問題は、中国の急速な軍拡とロシアの依然として侮りがたい空軍力を前に、アメリカが空軍力の優位を持続できるかである。両国とも現在、ステルス戦闘機を開発中で、やがては反欧米の専制国家にそれらの戦闘機を輸出するだろう。ソ連はかなり前に崩壊したというだけで、ウォルター・ピンカス氏がこれらの脅威を軽く見るのはあまりに楽観的である。さらに多国間プロジェクトの性質上、上記のような計画破棄が実施されれば同盟国に自国の国防計画の変更を強要することにもなりかねない。F35のV/STOL版が破棄されれば、イタリアとスペインは現在のハリアーに変わる空母艦載機を失ってしまう。この計画で第二位の出資国であるイギリスも、F35Cが入手できないとなるとCVF(次期空母)計画を練り直さねばならなくなる。日本は次期戦闘機にF35を選定したが、甚だしい開発の遅延によってイギリスの政策形成者達が現行案を再検討する可能性もあるので、クイーン・エリザベス級空母の計画から目を離すべきではない。F35をめぐる現在の不首尾によって、大西洋と太平洋でのアメリカの最重要同盟国の国防に支障をきたすことになる。

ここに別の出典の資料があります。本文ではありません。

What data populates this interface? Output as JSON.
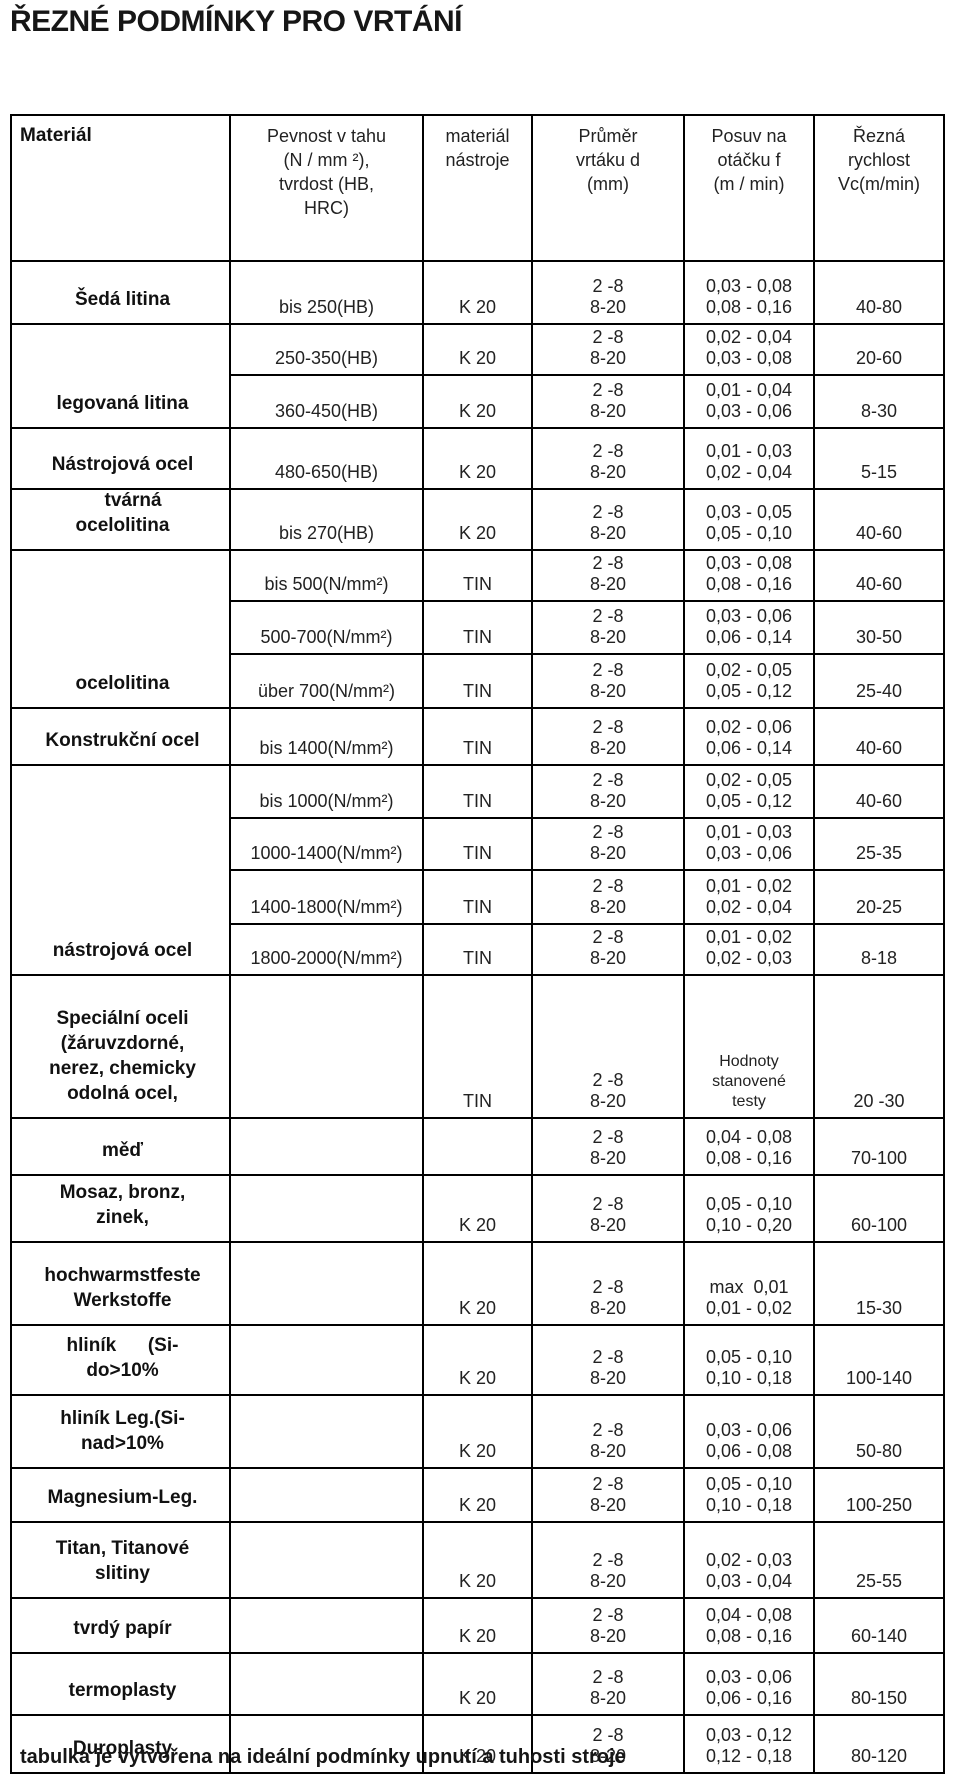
{
  "title": "ŘEZNÉ PODMÍNKY PRO VRTÁNÍ",
  "footer": "tabulka je vytvořena na ideální podmínky upnutí a tuhosti stroje",
  "table": {
    "headers": [
      {
        "id": "material",
        "lines": [
          "Materiál"
        ]
      },
      {
        "id": "strength",
        "lines": [
          "Pevnost v tahu",
          "(N / mm ²),",
          "tvrdost (HB,",
          "HRC)"
        ]
      },
      {
        "id": "tool",
        "lines": [
          "materiál",
          "nástroje"
        ]
      },
      {
        "id": "diameter",
        "lines": [
          "Průměr",
          "vrtáku d",
          "(mm)"
        ]
      },
      {
        "id": "feed",
        "lines": [
          "Posuv na",
          "otáčku f",
          "(m / min)"
        ]
      },
      {
        "id": "speed",
        "lines": [
          "Řezná",
          "rychlost",
          "Vc(m/min)"
        ]
      }
    ],
    "groups": [
      {
        "material": [
          "Šedá litina"
        ],
        "rows": [
          {
            "strength": "bis 250(HB)",
            "tool": "K 20",
            "d": [
              "2 -8",
              "8-20"
            ],
            "f": [
              "0,03 - 0,08",
              "0,08 - 0,16"
            ],
            "vc": "40-80"
          }
        ]
      },
      {
        "material": [
          "legovaná litina"
        ],
        "rows": [
          {
            "strength": "250-350(HB)",
            "tool": "K 20",
            "d": [
              "2 -8",
              "8-20"
            ],
            "f": [
              "0,02 - 0,04",
              "0,03 - 0,08"
            ],
            "vc": "20-60"
          },
          {
            "strength": "360-450(HB)",
            "tool": "K 20",
            "d": [
              "2 -8",
              "8-20"
            ],
            "f": [
              "0,01 - 0,04",
              "0,03 - 0,06"
            ],
            "vc": "8-30"
          }
        ]
      },
      {
        "material": [
          "Nástrojová ocel"
        ],
        "rows": [
          {
            "strength": "480-650(HB)",
            "tool": "K 20",
            "d": [
              "2 -8",
              "8-20"
            ],
            "f": [
              "0,01 - 0,03",
              "0,02 - 0,04"
            ],
            "vc": "5-15"
          }
        ]
      },
      {
        "material": [
          "    tvárná",
          "ocelolitina"
        ],
        "rows": [
          {
            "strength": "bis 270(HB)",
            "tool": "K 20",
            "d": [
              "2 -8",
              "8-20"
            ],
            "f": [
              "0,03 - 0,05",
              "0,05 - 0,10"
            ],
            "vc": "40-60"
          }
        ]
      },
      {
        "material": [
          "ocelolitina"
        ],
        "rows": [
          {
            "strength": "bis 500(N/mm²)",
            "tool": "TIN",
            "d": [
              "2 -8",
              "8-20"
            ],
            "f": [
              "0,03 - 0,08",
              "0,08 - 0,16"
            ],
            "vc": "40-60"
          },
          {
            "strength": "500-700(N/mm²)",
            "tool": "TIN",
            "d": [
              "2 -8",
              "8-20"
            ],
            "f": [
              "0,03 - 0,06",
              "0,06 - 0,14"
            ],
            "vc": "30-50"
          },
          {
            "strength": "über 700(N/mm²)",
            "tool": "TIN",
            "d": [
              "2 -8",
              "8-20"
            ],
            "f": [
              "0,02 - 0,05",
              "0,05 - 0,12"
            ],
            "vc": "25-40"
          }
        ]
      },
      {
        "material": [
          "Konstrukční ocel"
        ],
        "rows": [
          {
            "strength": "bis 1400(N/mm²)",
            "tool": "TIN",
            "d": [
              "2 -8",
              "8-20"
            ],
            "f": [
              "0,02 - 0,06",
              "0,06 - 0,14"
            ],
            "vc": "40-60"
          }
        ]
      },
      {
        "material": [
          "nástrojová ocel"
        ],
        "rows": [
          {
            "strength": "bis 1000(N/mm²)",
            "tool": "TIN",
            "d": [
              "2 -8",
              "8-20"
            ],
            "f": [
              "0,02 - 0,05",
              "0,05 - 0,12"
            ],
            "vc": "40-60"
          },
          {
            "strength": "1000-1400(N/mm²)",
            "tool": "TIN",
            "d": [
              "2 -8",
              "8-20"
            ],
            "f": [
              "0,01 - 0,03",
              "0,03 - 0,06"
            ],
            "vc": "25-35"
          },
          {
            "strength": "1400-1800(N/mm²)",
            "tool": "TIN",
            "d": [
              "2 -8",
              "8-20"
            ],
            "f": [
              "0,01 - 0,02",
              "0,02 - 0,04"
            ],
            "vc": "20-25"
          },
          {
            "strength": "1800-2000(N/mm²)",
            "tool": "TIN",
            "d": [
              "2 -8",
              "8-20"
            ],
            "f": [
              "0,01 - 0,02",
              "0,02 - 0,03"
            ],
            "vc": "8-18"
          }
        ]
      },
      {
        "material": [
          "Speciální oceli",
          "(žáruvzdorné,",
          "nerez, chemicky",
          "odolná ocel,"
        ],
        "rows": [
          {
            "strength": "",
            "tool": "TIN",
            "d": [
              "2 -8",
              "8-20"
            ],
            "f": [
              "Hodnoty",
              "stanovené",
              "testy"
            ],
            "f_small": true,
            "vc": "20 -30"
          }
        ]
      },
      {
        "material": [
          "měď"
        ],
        "rows": [
          {
            "strength": "",
            "tool": "",
            "d": [
              "2 -8",
              "8-20"
            ],
            "f": [
              "0,04 - 0,08",
              "0,08 - 0,16"
            ],
            "vc": "70-100"
          }
        ]
      },
      {
        "material": [
          "Mosaz, bronz,",
          "zinek,"
        ],
        "rows": [
          {
            "strength": "",
            "tool": "K 20",
            "d": [
              "2 -8",
              "8-20"
            ],
            "f": [
              "0,05 - 0,10",
              "0,10 - 0,20"
            ],
            "vc": "60-100"
          }
        ]
      },
      {
        "material": [
          "hochwarmstfeste",
          "Werkstoffe"
        ],
        "rows": [
          {
            "strength": "",
            "tool": "K 20",
            "d": [
              "2 -8",
              "8-20"
            ],
            "f": [
              "max  0,01",
              "0,01 - 0,02"
            ],
            "vc": "15-30"
          }
        ]
      },
      {
        "material": [
          "hliník      (Si-",
          "do>10%"
        ],
        "rows": [
          {
            "strength": "",
            "tool": "K 20",
            "d": [
              "2 -8",
              "8-20"
            ],
            "f": [
              "0,05 - 0,10",
              "0,10 - 0,18"
            ],
            "vc": "100-140"
          }
        ]
      },
      {
        "material": [
          "hliník Leg.(Si-",
          "nad>10%"
        ],
        "rows": [
          {
            "strength": "",
            "tool": "K 20",
            "d": [
              "2 -8",
              "8-20"
            ],
            "f": [
              "0,03 - 0,06",
              "0,06 - 0,08"
            ],
            "vc": "50-80"
          }
        ]
      },
      {
        "material": [
          "Magnesium-Leg."
        ],
        "rows": [
          {
            "strength": "",
            "tool": "K 20",
            "d": [
              "2 -8",
              "8-20"
            ],
            "f": [
              "0,05 - 0,10",
              "0,10 - 0,18"
            ],
            "vc": "100-250"
          }
        ]
      },
      {
        "material": [
          "Titan, Titanové",
          "slitiny"
        ],
        "rows": [
          {
            "strength": "",
            "tool": "K 20",
            "d": [
              "2 -8",
              "8-20"
            ],
            "f": [
              "0,02 - 0,03",
              "0,03 - 0,04"
            ],
            "vc": "25-55"
          }
        ]
      },
      {
        "material": [
          "tvrdý papír"
        ],
        "rows": [
          {
            "strength": "",
            "tool": "K 20",
            "d": [
              "2 -8",
              "8-20"
            ],
            "f": [
              "0,04 - 0,08",
              "0,08 - 0,16"
            ],
            "vc": "60-140"
          }
        ]
      },
      {
        "material": [
          "termoplasty"
        ],
        "rows": [
          {
            "strength": "",
            "tool": "K 20",
            "d": [
              "2 -8",
              "8-20"
            ],
            "f": [
              "0,03 - 0,06",
              "0,06 - 0,16"
            ],
            "vc": "80-150"
          }
        ]
      },
      {
        "material": [
          "Duroplasty"
        ],
        "rows": [
          {
            "strength": "",
            "tool": "K 20",
            "d": [
              "2 -8",
              "8-20"
            ],
            "f": [
              "0,03 - 0,12",
              "0,12 - 0,18"
            ],
            "vc": "80-120"
          }
        ]
      }
    ]
  }
}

確かに、ペンタゴンの計画は杜撰で、それが新型ステルス戦闘機の価格を予想外に押し上げたと言える。しかしオバマ政権がアメリカと同盟国の防衛に確固たる関与をするのかも問わねばならない。アメリカの国益に適うのは、アジア回帰よりも世界秩序を維持するだけの充分な軍事力の維持である。中国への備えを強化することは正しいが、この国の拡張主義は東アジアだけでなく西方にも向いている。中国は中央アジアと中東でも影響力の拡大を望んでいる。充分な軍事力の裏付けのない『アジア回帰』などは、イランが好戦性を強めアラブ諸国がかつてない政治変動の最中にある地域において、力の真空を作り出すだけである。アメリカは多様な事態に対処できるだけの装備を備えねばならない。こうした観点からすれば、F35開発の現状は由々しき事態である。この問題はアメリカの主力兵器に関わるので、共和党の大統領候補達は来る選挙でバラク・オバマ大統領に挑戦するうえでも、この重要政策課題を多いに語って欲しい。